Nelle intenzioni del pontefice, infatti, l’area tra il Pantheon e piazza Navona avrebbe dovuto accogliere un’enorme residenza papale (dapprima progettata da Giuliano da Sangallo nel 1513 e poi da Antonio da Sangallo), oltre ad altre funzioni direzionali.
La facciata del palazzo si sarebbe proiettata sulla piazza, che veniva così a essere a sua volta l’emanazione fisica del potere papale e principesco dei Medici.
Se questo progetto urbanistico sfumò, altri non meno importanti vennero realizzati.
Leone X si rivolse alla zona più orientale della città, verso la porta del Popolo.
L’obiettivo era quello di mettere in collegamento la zona medicea di piazza Navona con quella che era la porta urbana più frequentata dell’epoca, nell’idea di rifunzionalizzarla in pieno.
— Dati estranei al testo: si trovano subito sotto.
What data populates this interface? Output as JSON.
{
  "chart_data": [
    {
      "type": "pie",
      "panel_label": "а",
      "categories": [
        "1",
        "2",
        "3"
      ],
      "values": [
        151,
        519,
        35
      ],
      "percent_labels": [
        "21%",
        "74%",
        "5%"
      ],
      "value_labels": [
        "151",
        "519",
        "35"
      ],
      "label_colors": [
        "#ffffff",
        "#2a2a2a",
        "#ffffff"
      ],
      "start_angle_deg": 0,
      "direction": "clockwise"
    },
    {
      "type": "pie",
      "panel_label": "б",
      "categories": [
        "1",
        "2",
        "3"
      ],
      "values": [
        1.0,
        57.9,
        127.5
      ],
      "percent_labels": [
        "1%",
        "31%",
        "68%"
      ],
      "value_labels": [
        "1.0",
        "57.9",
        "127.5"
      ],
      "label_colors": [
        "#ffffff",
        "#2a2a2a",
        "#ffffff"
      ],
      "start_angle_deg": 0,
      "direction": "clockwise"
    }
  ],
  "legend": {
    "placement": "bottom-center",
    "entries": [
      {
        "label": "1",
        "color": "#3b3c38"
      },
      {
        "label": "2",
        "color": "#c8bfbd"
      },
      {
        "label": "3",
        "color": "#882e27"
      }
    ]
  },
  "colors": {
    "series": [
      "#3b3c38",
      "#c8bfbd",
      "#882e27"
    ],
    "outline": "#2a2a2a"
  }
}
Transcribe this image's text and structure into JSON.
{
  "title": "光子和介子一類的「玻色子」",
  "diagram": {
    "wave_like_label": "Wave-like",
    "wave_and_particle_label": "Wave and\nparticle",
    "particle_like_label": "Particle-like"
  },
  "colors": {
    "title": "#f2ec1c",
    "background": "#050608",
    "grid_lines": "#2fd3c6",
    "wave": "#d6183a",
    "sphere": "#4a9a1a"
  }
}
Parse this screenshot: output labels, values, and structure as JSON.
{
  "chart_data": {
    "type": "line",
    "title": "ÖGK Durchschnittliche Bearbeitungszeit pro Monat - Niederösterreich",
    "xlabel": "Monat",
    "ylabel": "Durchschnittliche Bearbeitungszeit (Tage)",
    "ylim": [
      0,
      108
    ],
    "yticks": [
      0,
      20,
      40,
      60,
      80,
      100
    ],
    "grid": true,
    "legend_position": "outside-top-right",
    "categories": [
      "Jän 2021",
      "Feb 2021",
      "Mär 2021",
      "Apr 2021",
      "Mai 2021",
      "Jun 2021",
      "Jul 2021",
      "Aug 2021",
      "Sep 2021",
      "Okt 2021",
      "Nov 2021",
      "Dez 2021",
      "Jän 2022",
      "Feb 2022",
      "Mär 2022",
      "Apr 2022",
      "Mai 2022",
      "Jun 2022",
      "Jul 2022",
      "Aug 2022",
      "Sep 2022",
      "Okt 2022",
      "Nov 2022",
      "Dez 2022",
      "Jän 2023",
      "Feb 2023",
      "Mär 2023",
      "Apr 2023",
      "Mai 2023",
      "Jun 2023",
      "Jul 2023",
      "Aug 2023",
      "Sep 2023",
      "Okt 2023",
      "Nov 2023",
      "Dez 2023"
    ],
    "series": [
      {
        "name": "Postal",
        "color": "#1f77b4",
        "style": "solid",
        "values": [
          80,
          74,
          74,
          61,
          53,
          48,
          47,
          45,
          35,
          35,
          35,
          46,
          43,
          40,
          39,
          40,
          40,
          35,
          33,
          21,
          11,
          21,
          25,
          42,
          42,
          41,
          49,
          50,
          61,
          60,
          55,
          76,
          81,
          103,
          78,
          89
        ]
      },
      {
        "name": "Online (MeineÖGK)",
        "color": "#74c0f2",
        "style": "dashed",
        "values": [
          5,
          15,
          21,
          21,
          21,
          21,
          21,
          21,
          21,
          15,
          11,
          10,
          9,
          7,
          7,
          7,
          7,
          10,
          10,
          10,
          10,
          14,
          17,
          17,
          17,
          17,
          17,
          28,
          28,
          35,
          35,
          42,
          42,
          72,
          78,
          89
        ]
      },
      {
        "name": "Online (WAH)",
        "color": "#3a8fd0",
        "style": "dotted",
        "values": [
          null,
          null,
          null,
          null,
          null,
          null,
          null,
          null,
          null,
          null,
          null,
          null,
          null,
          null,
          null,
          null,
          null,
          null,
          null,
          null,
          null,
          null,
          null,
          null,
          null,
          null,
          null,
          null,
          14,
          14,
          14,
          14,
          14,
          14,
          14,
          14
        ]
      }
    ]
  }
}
Nel 1517 venne aperta la via di Ripetta, denominata anche Leonina, che costeggia il Tevere fino alla porta.
La fama di Leone X si diffuse ovunque e il fatto che il suo pontificato coincise con l'apogeo del Rinascimento hanno spinto alcuni storici e letterati a chiamare quel periodo col nome di 'papa Medici'.
Dopo aver da poco elevato Carlo V a difensore della fede cattolica contro il luteranesimo dilagante, una volta aver rivisto ritornare Milano nelle mani degli Sforza, assicurate allo Stato Pontificio Parma e Piacenza, per la quale a Roma già si preparavano grandi avvenimento, Leone X morì improvvisamente, il 1° dicembre 1521.
La sua improvvisa scomparsa, a soli 46 anni, dopo appena otto di pontificato, fece circolare la voce che fosse stato avvelenato; per questo fu arrestato il suo coppiere, Bernabò Malaspina.
Il maestro delle cerimonie di corte, Paride de Grassis insistette presso i medici per l'autopsia, ma non se ne fece nulla e tutto fu messo a tacere.
La voce che parlò invece, come sempre, fu quella di Pasquino, che tra sarcasmo e maldicenza così salutava il papa mediceo:
Gli ultimi istanti per Leon venuti,
egli non poté avere i sacramenti.
Perdio, li avea venduti!
Di certo la continua ebbrezza intellettuale e materiale (non sono poche le testimonianze intorno ad una sua presunta omosessualità) in cui visse questo papa fece coincidere la sua volontà di vita con la voglia di vivere del suo tempo.
Il suo desiderio di godere la vita e di evitare grandi responsabilita gli fece tollerare scandali di prelati e cortigiani, lo indusse a creare cardinali indegni, per brama di appoggi e ricchezze, senza rendersi conto che ormai l'unità cristiana dell'Europa era definitivamente compromessa.
Floscio e obeso come lo dipinge Sebastiano da Piombo, ci appare idealizzato in una placida signorilità nel celeberrimo ritratto di Raffaello (oggi ammirabile nella Galleria di Palazzo Pitti a Firenze).
Sepolto momentaneamente in san Pietro, fu poi trasferito nel suo mausoleo, disegnato dal Sangallo, in santa Maria sopra Minerva.